То останавливался и с тою же нелюдимою мрачностью оправлял что-то черное, вроде фуфайки, под серым и мятым жилетиком:

— «Вы чем же занимаетесь?»

— «Естествознанием».

Черные, черствые, полоской зажатые губы в усах, то и дело покусываемых, закривились какой-то неинтересной сентенцией, но назидательной.

Я опять попробовал вернуться к теме визита; и начал что-то о каббалистических толкованиях «звериного числа», иль «666»:62

— «Ириней считает, что число букв слова — „Тейтан“…»63

— «Эти толкования — пустое дело».

Черные, черствые, полоской зажатые губы в усах, то. и дело покусываемых, прокривели опять; меня боднул изборожденным лбом; улепетывающие не глаза, а глазенки досадовали: видимо, он подозревал, не подослан ли я; я подумал:

«Зачем меня сунули в это мрачное логово?»

Надоело ли ему выдерживать тон, или он поверил в мой интерес к Апокалипсису, только вдруг, подойдя, вперся в папироску с растерянностью, составлявшей внезапный контраст с мрачным видом, которым он ударил в передней меня, чуть даже сконфузясь и промягчев всем лицом, не сухим, черным ртом, он сел в нелепое пыльное кресло, стряхнул пепел, выставил проседую, малым торчком бороденку; и начал надтреснутым голосом:

— «Апокалипсис толковали многое множество раз: отцы, Ньютон, Сведенборг, Бухарев, Розанов… Толкование Оберлена — дельнее; суть в том, что корень толкования — „голоса“, обращенные к семи малоазийским церквам, которые — образы церковных эпох: от начала христианства до второго пришествия».

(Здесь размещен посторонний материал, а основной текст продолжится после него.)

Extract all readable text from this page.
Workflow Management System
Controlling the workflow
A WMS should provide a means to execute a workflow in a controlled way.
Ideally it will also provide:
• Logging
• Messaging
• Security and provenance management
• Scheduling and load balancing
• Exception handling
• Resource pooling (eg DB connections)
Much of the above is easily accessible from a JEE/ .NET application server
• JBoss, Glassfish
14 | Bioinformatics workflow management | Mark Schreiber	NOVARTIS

И тут, точно фыркая на себя и отбрыкиваясь от доверия, которое он оказывает мне, юнцу и невежде, он пустился с поджимом бессвязно доказывать, что каждая эпоха, иль «церковь», — пророчески показанное будущее, часть которого стала прошлым:

— «Нуте, — будто кислый лимон он лизнул, — первая эфесская церковь — эпоха мучеников; ясно, о чем говорит голос агнца: „Много переносил и имеешь терпение“64. Говорит о мучениках».

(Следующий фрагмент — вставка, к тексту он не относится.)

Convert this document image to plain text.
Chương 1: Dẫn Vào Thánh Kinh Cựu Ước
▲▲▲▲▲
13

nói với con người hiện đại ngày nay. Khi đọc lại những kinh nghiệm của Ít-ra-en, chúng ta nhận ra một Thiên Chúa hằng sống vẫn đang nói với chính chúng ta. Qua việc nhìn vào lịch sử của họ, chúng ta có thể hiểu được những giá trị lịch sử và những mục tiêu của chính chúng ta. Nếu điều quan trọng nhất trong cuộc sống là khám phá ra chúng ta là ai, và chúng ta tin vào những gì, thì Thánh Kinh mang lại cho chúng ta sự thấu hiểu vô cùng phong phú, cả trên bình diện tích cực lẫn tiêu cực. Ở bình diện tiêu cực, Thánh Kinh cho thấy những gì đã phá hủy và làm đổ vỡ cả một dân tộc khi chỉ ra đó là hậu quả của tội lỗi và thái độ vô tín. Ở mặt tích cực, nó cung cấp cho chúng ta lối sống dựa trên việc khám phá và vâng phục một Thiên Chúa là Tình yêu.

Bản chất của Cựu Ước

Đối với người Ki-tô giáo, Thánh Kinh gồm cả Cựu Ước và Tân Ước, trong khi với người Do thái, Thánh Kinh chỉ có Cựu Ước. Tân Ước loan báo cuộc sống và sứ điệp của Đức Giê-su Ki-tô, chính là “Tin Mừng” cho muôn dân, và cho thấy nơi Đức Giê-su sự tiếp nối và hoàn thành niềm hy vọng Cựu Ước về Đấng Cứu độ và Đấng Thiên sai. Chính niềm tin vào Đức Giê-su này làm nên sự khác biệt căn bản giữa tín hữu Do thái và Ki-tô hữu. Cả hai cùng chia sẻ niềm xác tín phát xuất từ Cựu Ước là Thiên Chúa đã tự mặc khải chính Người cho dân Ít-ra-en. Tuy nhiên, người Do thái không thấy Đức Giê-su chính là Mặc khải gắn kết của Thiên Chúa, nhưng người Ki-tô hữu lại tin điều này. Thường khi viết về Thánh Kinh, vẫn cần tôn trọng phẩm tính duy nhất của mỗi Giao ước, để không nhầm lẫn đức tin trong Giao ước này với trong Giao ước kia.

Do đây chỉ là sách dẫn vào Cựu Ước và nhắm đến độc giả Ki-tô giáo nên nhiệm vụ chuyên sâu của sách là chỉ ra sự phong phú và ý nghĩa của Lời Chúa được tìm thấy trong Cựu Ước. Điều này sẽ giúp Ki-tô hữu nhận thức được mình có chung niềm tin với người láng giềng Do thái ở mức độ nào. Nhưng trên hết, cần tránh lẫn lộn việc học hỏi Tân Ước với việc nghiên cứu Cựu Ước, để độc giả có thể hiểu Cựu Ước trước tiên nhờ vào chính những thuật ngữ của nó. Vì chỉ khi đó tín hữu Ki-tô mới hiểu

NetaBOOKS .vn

Так же, для меня произвольно, он мне объяснил, что текст, обращенный к пергамской церкви, — «Ты живешь, где престол сатаны»65 — обращен к средневековью, к эпохе возвышения папства:

— «Ясное дело, что папство — престол сатаны», — будто кислый лимон он лизнул.

Я глядел на его сухое, худое и изможденное тело со впалою грудью, огромною от клоков головой, на поношенный серый пиджак; и мелькало мне, до чего произвольно, узко его понимание среди многих прочих; он же, встав и опять залетав пиджаком, уж доехал до феотирской, четвертой эпохи, мне показывая курносый свой носик; точно с напугом доказывал: феотирской, или «нашей», церкви преподано: «Только то, что имеете, держите»;66 и, стало быть, в данном периоде (и он может продлиться столетия) все талантливое и новое, движущее вперед, — «от сатаны», а так как ангелу этой церкви вдобавок сказано, что, кто будет верен, тому дана будет власть пасти ослушников «жезлом железным»67, то, стало быть: остается, смирившись пред самодержавием, пасти, что и делает этот несчастный маньяк, назидая бессильными фельетонами из «Московских ведомостей»; мне открылся ужас его положения: этот насмерть напуганный конспиратор-народоволец, напутав в политике, создал себе вящую путаницу произволом истолкованья церквей и вывел из феотирской церкви правую политику: «Держи и сокрушай!» Держит и сокрушает, но не… от Николая II, а… а от… Феотиры: «феотирик», а не политик.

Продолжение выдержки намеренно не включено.